C’est d’une plénitude, d’une sérénité et d’une beauté à couper le souffle. Ce ballet porte à son acmé le sens du mot poésie en matière de chorégraphie.

Nicolas le Riche revient immédiatement après pour le troisième ballet, Woundwork 1, signé Frédéric Forsythe, sur une musique de Thom Willems, créé en 1999. Il est accompagné cette fois de Marie-Agnès Gillot, Benjamin Pech et Eleonora Abbagnato, Première danseuse. De pas de deux en pas de quatre, c’est toute une alchimie de mouvements qui se croisent et surtout s’entrecroisent que nous exposent ces trois danseurs d’exception. La fluidité d’une chorégraphie d’une incroyable complexité atteint ici une limpidité qui tient de la magie et en dit long sur la maîtrise spatiale des interprètes.

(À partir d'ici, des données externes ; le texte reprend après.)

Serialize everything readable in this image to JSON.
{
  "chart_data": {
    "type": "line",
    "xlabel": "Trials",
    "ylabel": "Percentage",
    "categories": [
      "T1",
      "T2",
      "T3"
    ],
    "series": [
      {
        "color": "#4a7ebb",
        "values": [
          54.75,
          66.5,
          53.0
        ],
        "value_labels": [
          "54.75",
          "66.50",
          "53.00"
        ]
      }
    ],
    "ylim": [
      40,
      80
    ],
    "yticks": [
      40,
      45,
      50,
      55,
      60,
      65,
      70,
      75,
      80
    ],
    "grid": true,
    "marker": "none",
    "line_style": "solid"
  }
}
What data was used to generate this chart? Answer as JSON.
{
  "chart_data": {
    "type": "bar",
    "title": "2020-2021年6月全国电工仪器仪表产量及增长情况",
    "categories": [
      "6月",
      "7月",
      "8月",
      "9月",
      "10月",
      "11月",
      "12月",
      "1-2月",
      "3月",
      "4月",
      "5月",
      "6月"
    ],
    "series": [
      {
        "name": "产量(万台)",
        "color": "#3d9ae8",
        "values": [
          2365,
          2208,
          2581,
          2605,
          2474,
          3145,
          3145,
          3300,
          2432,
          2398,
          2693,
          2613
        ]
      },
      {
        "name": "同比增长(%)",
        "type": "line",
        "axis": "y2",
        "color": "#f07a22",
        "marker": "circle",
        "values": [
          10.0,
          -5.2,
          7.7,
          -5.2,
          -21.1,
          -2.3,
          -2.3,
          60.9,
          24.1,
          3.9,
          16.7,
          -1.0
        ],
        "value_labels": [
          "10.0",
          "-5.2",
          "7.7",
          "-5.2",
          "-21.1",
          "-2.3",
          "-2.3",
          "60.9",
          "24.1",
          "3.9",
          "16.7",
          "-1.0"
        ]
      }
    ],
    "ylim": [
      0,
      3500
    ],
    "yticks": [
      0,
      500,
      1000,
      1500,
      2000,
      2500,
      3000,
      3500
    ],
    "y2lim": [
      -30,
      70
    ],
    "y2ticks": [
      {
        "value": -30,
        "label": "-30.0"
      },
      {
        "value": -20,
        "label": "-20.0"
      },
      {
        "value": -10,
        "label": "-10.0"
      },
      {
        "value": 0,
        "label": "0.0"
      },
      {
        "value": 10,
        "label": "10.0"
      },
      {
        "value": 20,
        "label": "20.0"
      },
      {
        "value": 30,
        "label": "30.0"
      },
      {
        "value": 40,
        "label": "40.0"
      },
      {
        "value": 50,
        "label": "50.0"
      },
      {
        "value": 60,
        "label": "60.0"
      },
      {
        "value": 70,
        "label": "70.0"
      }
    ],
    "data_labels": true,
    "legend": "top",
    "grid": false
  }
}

Ambiance festive pour terminer
Pas./Parts fut créé le même soir que le ballet précédent. Signé Frédéric Forsythe et toujours sur une musique de Thom Willems, il est destiné à mettre « en danger » des danseurs Sujets, Coryphées et Quadrilles n’ayant pas trop l’habitude de rôles « soliste ». Mis à part Stéphanie Romberg, Muriel Zusperreguy et Audric Bezard, Premiers danseurs, et respectueuse des volontés du chorégraphe, Brigitte Lefèvre offre ainsi leur chance à onze de ses danseurs. Ils sont donc quatorze exposés à des solos, pas de deux, trios, quatuors ainsi qu’un septuor et un ensemble final vertigineux de précision. Le but du chorégraphe est de donner la possibilité à ces jeunes danseurs de montrer leur générosité et leur personnalité en les précipitant sur les frontières extrêmes de leur propre savoir. Conjuguant inventivité et pureté technique, la distribution réunie prend possession de l’immense espace scénique qui leur est offert dans une explosion d’énergie confondante et jubilatoire.

Peu de soucis donc concernant la relève des grands aînés dans les années à venir ! Pour l’heure un fantastique programme à voir absolument.